Thursday, October 4, 2007


For such a small country Bosnia has affected world politics for decades including the event that triggered World War I, the assassination of Archduke Franz Ferdinand in Sarajevo. The 1984 Winter Olympics were also held in Sarajevo. Most recently is the Bosnian War (see Wikipedia Article) from 1992 to 1995. The war was a result of the collapse of communism and the breakup of Yugoslavia. The Serbs began seizing territory aided by Yugoslav National Army weapons and Sarajevo came under attack. They began a campaign of brutal ethnic cleansing, expelling Muslims from northern and eastern Bosnia. The Siege of Sarajevo was the longest siege in the history of modern warfare. Over 4 year the city suffered from an average of 329 mortar shell impacts per day damaging virtually every building and 35,000 were completely destroyed.

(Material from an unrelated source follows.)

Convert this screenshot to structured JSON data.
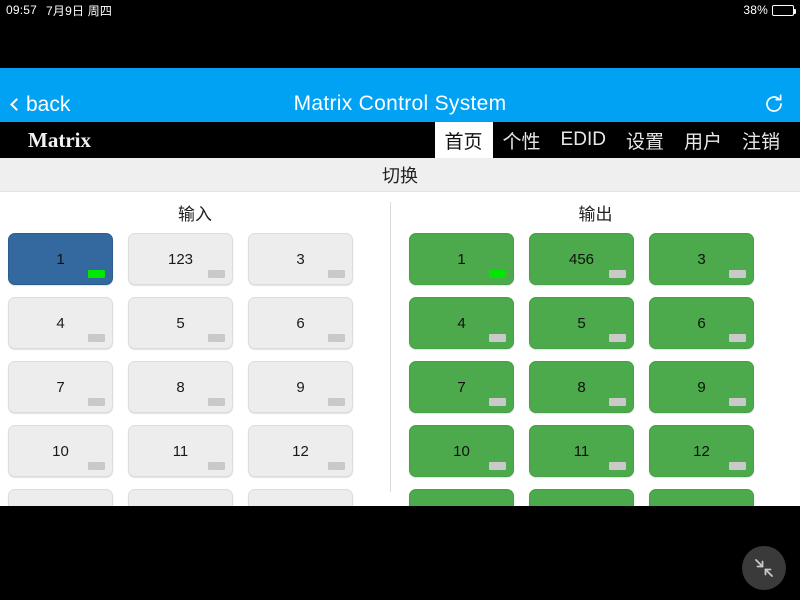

Despite the widespread killings, mass rapes, concentration camps, ethnic cleansing, and torture conducted by Serb forces, the international community was reluctant to get involved because there was long-standing debate as to whether the conflict was a civil war or a war of aggression. In September of 1995 the US and European leaders loudly called for action and after two weeks of NATO airstrikes on the Serbs, they agreed to Clinton's proposal for a peace conference in Dayton, Ohio (The Dayton Agreement).

I spent a few days in Sarajevo and was amazed how the city has bounced back. They still leave reminders of the war as a part of their 'never forget' campaign. Many of the reconstructed buildings leave one side without restoration (see pics), some of the buildings are untouched such as the National Library which was burned including many irreplaceable manuscripts (see pics), and even the sidewalks have indentations from mortar attacks (sometimes filled in with red concrete to resemble blood). However, there are many new buildings and the transportation system is great as well as the hostels and restaurants but it's the people that are amazing. Bosnian's are some of the most friendly people I have met and obviously very resilient. I talked with many of them about the war and they seem to have a healthy attitude and actually thank the American's for stepping in. For once I saw American flags out in public (this was a first for me).

I also went to Mostar and a few other small towns. Bosnia is gorgeous with pristine rivers, canyons, mountains, and quaint towns all throughout. I would put it near the top of the list for places to see in Eastern Europe.